Hay un acontecimiento que congrega cada cuatro años a los mejores deportistas del planeta: los Juegos Olímpicos. El barón Pierre de Coubertin escribió a principios del siglo XX: “Olimpia y las Olimpiadas son símbolos de una civilización entera, superior a países, ciudades, héroes militares o religiones ancestrales”. El fundador de los Juegos Olímpicos de la era moderna tuvo que pelear contra la incomprensión y el rechazo de muchos de sus coetáneos para defender su sueño de organizar una competición deportiva que, inspirada en aquellas celebraciones religiosas, culturales y deportivas con que los griegos honraban a sus dioses en la ciudad de Olimpia, fuera un símbolo de unión y fraternidad entre los pueblos del mundo. Un espíritu que condensaría años después en la histórica y hermosamente ingenua frase pronunciada durante su discurso olímpico de 1908, en Londres: “Lo más importante no es ganar, sino participar”.
En los últimos juegos que tuvieron como Presidente del COI al idealista barón, precisamente también en París pero en 1924, destacó por encima del resto un nadador estadounidense: Johnny Weissmuller. Fue el primer hombre que bajó del minuto en los cien metros libres, ganando tres oros. Pero siempre lo recordaremos por haber sido el mejor Tarzán de la historia del cine. El suyo no es el único caso de atleta olímpico que termina trabajando como actor. Además de él, el caso más notorio fue el de Errol Flyn, uno de los integrantes del equipo australiano de esgrima en los juegos de Los Ángeles de 1932. Y un extraordinario actor que, al poco tiempo, logró cautivar a millones de espectadores protagonizando numerosas e inolvidables películas de aventuras.

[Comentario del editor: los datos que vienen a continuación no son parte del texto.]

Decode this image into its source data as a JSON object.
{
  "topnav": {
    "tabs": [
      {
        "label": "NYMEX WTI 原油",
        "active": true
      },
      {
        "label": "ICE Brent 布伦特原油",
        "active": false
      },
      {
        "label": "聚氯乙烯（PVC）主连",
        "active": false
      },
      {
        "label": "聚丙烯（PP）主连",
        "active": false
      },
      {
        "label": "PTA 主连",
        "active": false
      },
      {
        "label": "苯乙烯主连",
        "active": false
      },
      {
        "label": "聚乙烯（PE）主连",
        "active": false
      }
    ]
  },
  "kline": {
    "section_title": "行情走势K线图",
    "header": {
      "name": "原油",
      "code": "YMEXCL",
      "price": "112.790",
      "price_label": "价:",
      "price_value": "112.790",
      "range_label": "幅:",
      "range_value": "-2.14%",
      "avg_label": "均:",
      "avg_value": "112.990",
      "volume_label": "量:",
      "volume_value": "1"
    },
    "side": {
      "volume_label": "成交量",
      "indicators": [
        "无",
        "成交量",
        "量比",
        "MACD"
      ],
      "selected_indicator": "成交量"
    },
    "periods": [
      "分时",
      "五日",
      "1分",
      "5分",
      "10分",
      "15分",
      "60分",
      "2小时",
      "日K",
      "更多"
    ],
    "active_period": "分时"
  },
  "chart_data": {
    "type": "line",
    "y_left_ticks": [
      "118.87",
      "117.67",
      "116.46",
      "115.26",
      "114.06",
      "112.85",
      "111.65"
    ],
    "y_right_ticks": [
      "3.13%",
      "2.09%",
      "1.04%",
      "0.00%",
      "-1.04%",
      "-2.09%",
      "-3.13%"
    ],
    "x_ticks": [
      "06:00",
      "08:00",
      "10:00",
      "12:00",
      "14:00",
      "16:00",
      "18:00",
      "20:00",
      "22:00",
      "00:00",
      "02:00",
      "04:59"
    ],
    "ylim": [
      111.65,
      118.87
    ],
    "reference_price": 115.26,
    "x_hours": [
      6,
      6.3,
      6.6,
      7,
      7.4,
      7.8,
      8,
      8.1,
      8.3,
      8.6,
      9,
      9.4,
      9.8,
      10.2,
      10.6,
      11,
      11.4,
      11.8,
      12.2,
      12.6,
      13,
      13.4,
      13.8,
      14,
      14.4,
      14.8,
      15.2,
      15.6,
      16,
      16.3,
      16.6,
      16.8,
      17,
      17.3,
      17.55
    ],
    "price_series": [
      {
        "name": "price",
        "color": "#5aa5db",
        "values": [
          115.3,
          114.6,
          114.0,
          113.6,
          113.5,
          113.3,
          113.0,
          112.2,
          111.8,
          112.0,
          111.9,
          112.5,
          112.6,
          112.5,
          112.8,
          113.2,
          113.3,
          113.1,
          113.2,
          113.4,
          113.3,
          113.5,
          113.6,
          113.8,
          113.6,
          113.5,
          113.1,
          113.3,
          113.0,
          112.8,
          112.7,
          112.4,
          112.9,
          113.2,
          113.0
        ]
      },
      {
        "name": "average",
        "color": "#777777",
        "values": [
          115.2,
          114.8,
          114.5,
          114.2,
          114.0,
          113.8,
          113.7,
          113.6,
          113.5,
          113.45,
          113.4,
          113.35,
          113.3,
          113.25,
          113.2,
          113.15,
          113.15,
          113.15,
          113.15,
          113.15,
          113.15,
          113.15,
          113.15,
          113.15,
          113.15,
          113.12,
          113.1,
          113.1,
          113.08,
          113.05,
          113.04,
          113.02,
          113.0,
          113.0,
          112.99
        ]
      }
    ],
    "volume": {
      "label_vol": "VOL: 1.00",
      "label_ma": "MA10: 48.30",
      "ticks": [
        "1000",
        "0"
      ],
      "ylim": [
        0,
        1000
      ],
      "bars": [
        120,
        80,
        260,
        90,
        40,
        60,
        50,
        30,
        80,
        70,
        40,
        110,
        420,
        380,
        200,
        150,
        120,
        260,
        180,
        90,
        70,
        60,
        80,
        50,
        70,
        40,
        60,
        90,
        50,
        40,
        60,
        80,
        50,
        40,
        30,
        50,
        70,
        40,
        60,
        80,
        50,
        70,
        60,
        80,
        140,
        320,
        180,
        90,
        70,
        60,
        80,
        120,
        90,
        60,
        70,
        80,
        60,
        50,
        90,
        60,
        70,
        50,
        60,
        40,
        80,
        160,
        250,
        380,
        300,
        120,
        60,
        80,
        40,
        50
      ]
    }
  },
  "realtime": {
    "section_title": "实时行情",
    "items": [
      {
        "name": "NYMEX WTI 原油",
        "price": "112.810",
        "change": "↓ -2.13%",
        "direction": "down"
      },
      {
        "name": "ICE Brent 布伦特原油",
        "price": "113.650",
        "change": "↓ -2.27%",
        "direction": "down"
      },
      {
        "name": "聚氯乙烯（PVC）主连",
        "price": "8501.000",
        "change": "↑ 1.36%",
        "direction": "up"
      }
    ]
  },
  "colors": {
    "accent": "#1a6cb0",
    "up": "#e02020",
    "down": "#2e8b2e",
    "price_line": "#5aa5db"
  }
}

Son muchas las buenas películas que tienen a los juegos como fondo argumental, sea de forma central o tangencial: La soledad del corredor de fondo (1962), Munich (2005), Richard Jewell (2019), The Swimmers (2022), 42 segundos (2022)… Aunque probablemente lo primero que nos viene a la cabeza cuando pensamos en cintas ambientadas en la fiesta olímpica son los acordes que Vangelis compuso para Carros de fuego (1981), la historia de dos jóvenes corredores británicos de distintas clases sociales que entrenan con el mismo objetivo: competir en la Olimpiadas de París de 1924.
Pero sin duda es en el género documental donde nos topamos con las mejores obras sobre olimpismo. Un formato que ha sabido conciliar con el lenguaje cinematográfico toda la belleza y armonía que se cobija en los cuerpos de los atletas. Y hay una película que se erige, colosal y audaz, entre todas las demás: Olympia (1938), de Leni Riefensthal. Cuenta la cineasta alemana, en sus Memorias, cómo sintió el primer latigazo de inspiración, cómo arraigó en su imaginación el germen de una de las más sublimes y vigorosas experiencias estéticas que ha dado el cine: “De pronto vi que entre jirones de nubes surgían lentamente las antiguas ruinas de los lugares clásicos de Olimpia y desfilaban los templos y esculturas griegas. Las estatuas se transformaban en danzarinas de los templos griegos que se disolvían en el fuego olímpico que prende en la antorcha y desde el templo de Zeus es llevado hasta el moderno Berlín de 1936. Un puente tendido entre la antigüedad y la época modernista. Así sentí visionariamente el prólogo de mi película olímpica”. El resto ya es historia. Desde entonces, nadie ha conseguido captar y exaltar la poética del deporte como lo hizo Riefensthal. Y nunca hemos vuelto a ver a los atletas gobernando la arquitectura del aire como en Olympia, con sus siluetas recortadas sobre el cielo luminoso de Berlín. Antes de que la guerra lo oscureciera todo.